张鑫将水杯放下,不紧不慢的说:“谁让你这么古板呢,只是运点感冒药罢了,又不犯法,你非得千方百计的拦着。”
路遥脸上闪过一丝了然之色,道:“张鑫你这垃圾,狗改不了吃屎。将感冒药运到国外提炼毒品……咳咳……”
张鑫理了下领带,笑道:“你别血口喷人啊,我可是国际知名企业家。这次回国,‘省招商引资局’还打电话欢迎我呢~”

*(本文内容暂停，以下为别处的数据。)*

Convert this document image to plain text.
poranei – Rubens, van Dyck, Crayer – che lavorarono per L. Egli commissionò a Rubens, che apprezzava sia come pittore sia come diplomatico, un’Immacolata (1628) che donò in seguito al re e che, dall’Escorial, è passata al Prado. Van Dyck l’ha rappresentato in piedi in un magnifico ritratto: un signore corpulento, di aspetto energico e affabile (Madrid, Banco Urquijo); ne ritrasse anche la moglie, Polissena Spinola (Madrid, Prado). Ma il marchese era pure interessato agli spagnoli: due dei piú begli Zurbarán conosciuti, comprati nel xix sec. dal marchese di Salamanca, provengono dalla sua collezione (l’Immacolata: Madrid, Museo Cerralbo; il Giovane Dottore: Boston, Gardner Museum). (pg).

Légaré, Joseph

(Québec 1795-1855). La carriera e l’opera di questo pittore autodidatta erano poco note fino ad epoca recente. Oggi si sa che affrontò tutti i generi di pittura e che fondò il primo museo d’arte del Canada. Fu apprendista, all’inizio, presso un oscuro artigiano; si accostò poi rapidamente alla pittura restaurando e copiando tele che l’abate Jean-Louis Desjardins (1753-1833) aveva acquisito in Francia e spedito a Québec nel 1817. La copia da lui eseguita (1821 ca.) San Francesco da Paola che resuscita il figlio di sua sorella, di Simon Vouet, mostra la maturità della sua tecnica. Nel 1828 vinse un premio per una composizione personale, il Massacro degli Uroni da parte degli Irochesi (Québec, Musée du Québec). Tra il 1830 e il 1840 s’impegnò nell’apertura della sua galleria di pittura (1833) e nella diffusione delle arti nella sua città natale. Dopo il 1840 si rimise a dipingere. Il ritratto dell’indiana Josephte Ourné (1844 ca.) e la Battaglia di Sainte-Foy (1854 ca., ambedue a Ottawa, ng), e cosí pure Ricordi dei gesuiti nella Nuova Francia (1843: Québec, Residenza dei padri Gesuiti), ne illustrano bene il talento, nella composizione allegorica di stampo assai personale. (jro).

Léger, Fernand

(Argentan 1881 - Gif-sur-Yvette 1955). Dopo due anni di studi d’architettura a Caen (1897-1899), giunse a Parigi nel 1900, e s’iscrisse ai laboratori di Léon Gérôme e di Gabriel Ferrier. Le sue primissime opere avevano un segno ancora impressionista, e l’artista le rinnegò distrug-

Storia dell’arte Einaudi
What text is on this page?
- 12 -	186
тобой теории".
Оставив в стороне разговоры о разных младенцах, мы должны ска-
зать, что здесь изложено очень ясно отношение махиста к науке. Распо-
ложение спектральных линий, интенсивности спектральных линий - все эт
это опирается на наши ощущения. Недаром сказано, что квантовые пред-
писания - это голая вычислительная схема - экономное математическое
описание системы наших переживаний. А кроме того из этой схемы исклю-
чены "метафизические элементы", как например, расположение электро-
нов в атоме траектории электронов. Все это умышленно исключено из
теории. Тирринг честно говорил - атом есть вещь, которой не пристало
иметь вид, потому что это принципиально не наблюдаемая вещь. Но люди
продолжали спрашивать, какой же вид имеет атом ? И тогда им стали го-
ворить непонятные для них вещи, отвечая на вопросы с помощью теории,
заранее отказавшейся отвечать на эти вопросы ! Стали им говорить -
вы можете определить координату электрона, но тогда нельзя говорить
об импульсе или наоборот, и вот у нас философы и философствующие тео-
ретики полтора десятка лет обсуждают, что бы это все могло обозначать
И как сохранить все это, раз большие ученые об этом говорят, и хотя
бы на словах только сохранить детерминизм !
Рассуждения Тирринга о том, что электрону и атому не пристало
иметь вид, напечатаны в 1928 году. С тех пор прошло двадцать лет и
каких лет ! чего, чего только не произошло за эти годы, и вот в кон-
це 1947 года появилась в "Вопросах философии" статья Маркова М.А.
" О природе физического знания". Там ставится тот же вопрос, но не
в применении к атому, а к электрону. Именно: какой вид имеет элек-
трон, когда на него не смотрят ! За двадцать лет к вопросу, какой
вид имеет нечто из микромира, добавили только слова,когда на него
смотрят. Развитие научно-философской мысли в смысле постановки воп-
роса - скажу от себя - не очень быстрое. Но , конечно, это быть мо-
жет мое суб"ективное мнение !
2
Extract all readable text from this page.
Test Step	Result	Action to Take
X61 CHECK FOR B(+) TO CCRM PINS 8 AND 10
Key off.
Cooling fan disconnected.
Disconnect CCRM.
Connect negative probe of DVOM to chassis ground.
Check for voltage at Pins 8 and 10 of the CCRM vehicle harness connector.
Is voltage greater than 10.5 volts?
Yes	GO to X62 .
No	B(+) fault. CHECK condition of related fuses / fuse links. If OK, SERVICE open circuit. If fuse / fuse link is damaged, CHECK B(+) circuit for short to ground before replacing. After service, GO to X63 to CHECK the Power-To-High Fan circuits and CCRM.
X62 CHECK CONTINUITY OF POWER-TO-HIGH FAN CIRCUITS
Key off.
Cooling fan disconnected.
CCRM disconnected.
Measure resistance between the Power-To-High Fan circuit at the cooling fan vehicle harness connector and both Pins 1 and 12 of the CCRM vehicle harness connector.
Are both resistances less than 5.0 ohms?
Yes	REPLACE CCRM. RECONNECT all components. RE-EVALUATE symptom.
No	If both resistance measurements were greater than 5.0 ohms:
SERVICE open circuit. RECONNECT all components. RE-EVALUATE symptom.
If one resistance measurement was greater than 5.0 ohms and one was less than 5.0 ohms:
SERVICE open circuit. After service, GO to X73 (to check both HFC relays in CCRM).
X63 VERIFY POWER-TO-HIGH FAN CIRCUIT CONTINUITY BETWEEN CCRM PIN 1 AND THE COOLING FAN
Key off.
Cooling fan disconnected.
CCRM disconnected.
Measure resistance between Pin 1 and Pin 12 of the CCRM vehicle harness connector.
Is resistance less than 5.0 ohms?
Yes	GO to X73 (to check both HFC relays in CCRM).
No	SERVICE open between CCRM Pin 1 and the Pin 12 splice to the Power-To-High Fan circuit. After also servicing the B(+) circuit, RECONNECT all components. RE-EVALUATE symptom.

路遥叹了口气,现在的自己什么都做不了,索性闭上眼睛不再说话,安静等待死亡的到来。
但张鑫却不想让眼前饱受病痛折磨、即将离世的表兄走好。他附身靠近,悄悄说道:琇書蛧
“表哥啊~其实呢,我这次回国主要就是见你一面,告诉你一声——你的癌,是我弄出来的~”
路遥陡然挣开眼,“你说什么!”
张鑫笑眯眯的掏出个铅盒打开,里面是件古怪的三角形饰物,仅有巴掌大小,中间是只眼睛似的图案,一看就很有年代感。
“眼熟吧?这是我亲手送你的,货真价实的古董。我在里面掺了点放射性物质,长期接触就会变成你现在这副鬼样子。”
路遥马上认出来,这是自己很喜欢的一件古物,天天摆在书桌上,时不时的把玩,没想到却是要人命的东西!
他伸出枯枝似的手臂,死死的抓住眼前人的胳膊!“你……”
“别激动~表哥,我西装很贵的。”张鑫轻松拿掉路遥的手,小心的捏起铅盒,将放射性饰物塞进他怀里。
“我赶飞机,得先走一步。你好好留着这个当做纪念吧,有机会再去你的坟头蹦迪~”
说完话,张鑫从容起身离开。临走前,还回头俏皮的眨眨眼。他原本就男生女相,此时的神态动作居然有些娇媚。
保镖很有眼力劲,赶紧打开病房门。同时用无线耳麦联络同事,提前发动汽车。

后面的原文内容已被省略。